- Marcelo Crivella, el obispo evangélico que hablaba de la homosexualidad como una «terrible enfermedad», es elegido alcalde de Río de Janeiro con un 60% de los votos.
Hace no mucho tiempo en Río de Janeiro se celebraban unos Juegos Olímpicos que pasaron a la historia por muchas cosas malas y por algunas cosas buenas. Entre las buenas estaba, por ejemplo, el hecho de que eran los JJ.OO. con más atletas LGTB fuera del armario. Entre las malas… Mira, entre las malas había demasiadas cosas y no tengo tiempo de enumerarlas todas.
Lo que sí vimos durante las ceremonias de apertura y de clausura fue un canto a la libertad, a la paz y, sobre todo, al respeto a la diversidad. Por desgracia, por muy bonito que les quedara el espectáculo, parece que en Río de Janeiro no están por la labor.

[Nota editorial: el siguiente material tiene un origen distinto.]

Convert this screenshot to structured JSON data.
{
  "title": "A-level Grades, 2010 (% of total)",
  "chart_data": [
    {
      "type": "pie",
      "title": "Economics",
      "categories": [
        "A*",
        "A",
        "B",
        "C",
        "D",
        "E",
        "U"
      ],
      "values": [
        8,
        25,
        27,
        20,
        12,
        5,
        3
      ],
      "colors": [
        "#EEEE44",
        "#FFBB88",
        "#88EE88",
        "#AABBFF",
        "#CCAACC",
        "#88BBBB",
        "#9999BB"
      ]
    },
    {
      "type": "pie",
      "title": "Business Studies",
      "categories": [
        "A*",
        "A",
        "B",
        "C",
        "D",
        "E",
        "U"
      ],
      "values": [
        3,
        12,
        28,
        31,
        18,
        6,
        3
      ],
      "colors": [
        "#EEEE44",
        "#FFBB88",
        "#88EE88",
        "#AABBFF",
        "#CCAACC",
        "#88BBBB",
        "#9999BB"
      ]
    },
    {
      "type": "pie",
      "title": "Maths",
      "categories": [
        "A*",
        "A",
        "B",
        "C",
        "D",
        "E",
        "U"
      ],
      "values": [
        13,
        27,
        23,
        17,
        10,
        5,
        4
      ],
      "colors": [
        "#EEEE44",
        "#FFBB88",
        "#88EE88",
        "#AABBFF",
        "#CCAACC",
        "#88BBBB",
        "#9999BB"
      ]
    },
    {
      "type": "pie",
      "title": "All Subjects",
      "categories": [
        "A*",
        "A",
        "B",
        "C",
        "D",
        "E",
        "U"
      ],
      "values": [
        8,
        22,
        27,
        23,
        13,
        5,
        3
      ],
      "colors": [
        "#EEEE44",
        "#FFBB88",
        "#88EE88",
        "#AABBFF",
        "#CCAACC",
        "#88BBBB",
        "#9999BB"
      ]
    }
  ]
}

El pasado domingo la ciudad celebró unas ajustadas elecciones municipales que tuvieron como vencedor a Marcelo Crivella, un obispo evangélico del Partido Republicano Brasileño. Crivella acaba con 13 años de gobierno de izquierdas, y lo hace con casi un 60% de los votos.
Evidentemente que un político, sea de derechas o de izquierdas, gane unas elecciones no tiene por qué ser una mala noticia. Aunque en este caso muchos son los que están preocupados por todo lo que representa la figura de Crivella. El nuevo alcalde es un antiguo obispo de la Iglesia Universal del Reino de Dios, una congregación evangélica que fundó su propio tío; y aunque durante la campaña electoral Crivella ha hecho lo posible por distanciarse de los evangélicos y ha prometido que mantendrá su fe a un lado, las burradas que dijo en el pasado sobre los homosexuales han vuelto a la palestra. «Estamos muy preocupados por los resultados de las elecciones municipales» ha explicado Claudio Nascimento, el coordinador de la ONG Rio Sin Homofobia, «Necesitamos una garantía de que el nuevo alcalde va a gobernar para todos y no sólo para una religión, y que respetará la separación de la Iglesia y el estado.»
Algo complicado, porque como señalan algunos expertos en política brasileña, la intención de la Iglesia Evangélica es extenderse por todos los organismos políticos y judiciales que crean necesarios. Y mira, no les está yendo mal.
La Iglesia Evangélica cada vez tiene más adeptos en Brasil y sus valores tremendamente conservadores han chocado más de una vez con la legislación del país, sobre todo en materia LGTB. Por eso no sorprende que Crivella siempre hablara de la homosexualidad como un pecado, pero sí es bastante escandaloso que llegara a categorizarla como una «terrible enfermedad» en su libro Evangelizando África.
Habrá que ver qué pasa en el futuro en la ciudad y en el país, porque el vacío de poder que han dejado los últimos escándalos políticos en Brasil parece que está siendo ocupado por la derecha más conservadora.